Calcutta/New Delhi, Sept. 23: Buddhadeb Bhattacharjee today said the Andhra Pradesh government's initiative to hold peace talks with Naxalite outfits has helped them spread in other states.
'Andhra Pradesh is the problem. Their policy is causing damage to others,' the Bengal chief minister said.
At the recent meeting of the chief ministers of the nine Naxalite-affected states with Union home minister Shivraj Patil, in Hyderabad, everyone criticised Andhra, Bhattacharjee said at Writers' Buildings. 'No government approved of Andhra's move to hold talks (on such conditions). Since the time the new chief minister held talks with PW (People's War), the outfit has expanded its area of operation.'
Director-general of police Syamal Dutta represented Bengal at the meet. Apart from the chief ministers of Andhra, Orissa and Jharkhand, none turned up.

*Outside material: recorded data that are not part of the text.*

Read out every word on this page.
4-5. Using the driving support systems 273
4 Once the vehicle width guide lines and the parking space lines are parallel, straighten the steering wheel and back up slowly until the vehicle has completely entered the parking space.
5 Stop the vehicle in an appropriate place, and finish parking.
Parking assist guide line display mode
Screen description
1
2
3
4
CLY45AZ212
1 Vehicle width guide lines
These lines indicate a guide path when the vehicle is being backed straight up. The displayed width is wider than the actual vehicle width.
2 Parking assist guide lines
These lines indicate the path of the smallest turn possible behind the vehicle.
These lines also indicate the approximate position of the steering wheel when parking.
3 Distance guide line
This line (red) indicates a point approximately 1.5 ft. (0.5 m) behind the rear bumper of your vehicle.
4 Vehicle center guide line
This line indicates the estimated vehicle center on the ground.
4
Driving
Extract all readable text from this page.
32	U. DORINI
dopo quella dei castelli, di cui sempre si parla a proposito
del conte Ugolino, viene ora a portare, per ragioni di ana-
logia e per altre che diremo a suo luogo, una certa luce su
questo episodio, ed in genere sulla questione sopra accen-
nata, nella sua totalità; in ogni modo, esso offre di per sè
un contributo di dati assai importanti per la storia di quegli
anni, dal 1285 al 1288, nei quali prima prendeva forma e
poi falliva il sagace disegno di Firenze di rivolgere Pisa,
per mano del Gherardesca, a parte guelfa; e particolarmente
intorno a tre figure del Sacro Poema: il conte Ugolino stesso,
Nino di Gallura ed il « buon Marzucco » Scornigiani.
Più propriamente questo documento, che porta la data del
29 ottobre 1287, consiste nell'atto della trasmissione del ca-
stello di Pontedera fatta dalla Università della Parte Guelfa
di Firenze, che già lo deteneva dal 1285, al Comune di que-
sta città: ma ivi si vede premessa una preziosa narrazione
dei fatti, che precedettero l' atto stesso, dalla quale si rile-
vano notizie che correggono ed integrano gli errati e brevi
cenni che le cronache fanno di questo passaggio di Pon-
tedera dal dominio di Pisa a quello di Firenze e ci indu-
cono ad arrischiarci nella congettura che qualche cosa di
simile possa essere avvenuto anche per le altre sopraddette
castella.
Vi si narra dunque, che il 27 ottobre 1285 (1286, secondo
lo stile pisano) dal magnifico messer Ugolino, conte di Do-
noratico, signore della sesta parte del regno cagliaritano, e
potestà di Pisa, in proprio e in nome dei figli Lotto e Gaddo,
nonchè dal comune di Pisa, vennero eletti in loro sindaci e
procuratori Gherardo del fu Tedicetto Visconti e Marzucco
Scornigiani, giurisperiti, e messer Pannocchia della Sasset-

Congress' Y.S. Rajasekhar Reddy took over as Andhra chief minister after N. Chandrababu Naidu's Telugu Desam Party lost the May elections.
'The leaders of both (rebel) groups which operate in Bengal speak Telugu. These outfits sneak into Jharkhand, Bihar and Bengal from Andhra,' Bhattacharjee said.
He also blamed the porous Jharkhand border for the Naxalites' easy access to Bengal. 'If it weren't for the Jharkhand border, we would never have allowed them here.' Bhattacharjee added that joint operations and intelligence exchanges with Jharkhand were on.
The chief minister also said in principle, the Left Front government is open to talks with the People's War-Maoist Communist Centre. 'However, there is no basis for the talks. They want police operations to stop but they are moving freely with arms. Where is the basis for a dialogue in such a condition' he asked. 'There is also no basis for dialogue as their leaders are absconding. Where can we find them'
However, a Union home ministry official said it is not an insurmountable problem. Talks are hardly ever initiated directly with the extremists but through intermediaries and mediators who have contacts, the official said.
Minister of state for home affairs Sriprakash Jaiswal said some states did raise the issue in course of the deliberations in Hyderabad but added that if the states want talks, they have to identify mediators.
Dutta declined comment when asked if the state was softening its stand in saying it was open to talks with the Naxalites. But, once pressed, he asked: 'What's the harm'
'No one from their side has expressed any eagerness to talk with us,' he added.
The state has asked for another battalion of central reserve police to combat the rebels.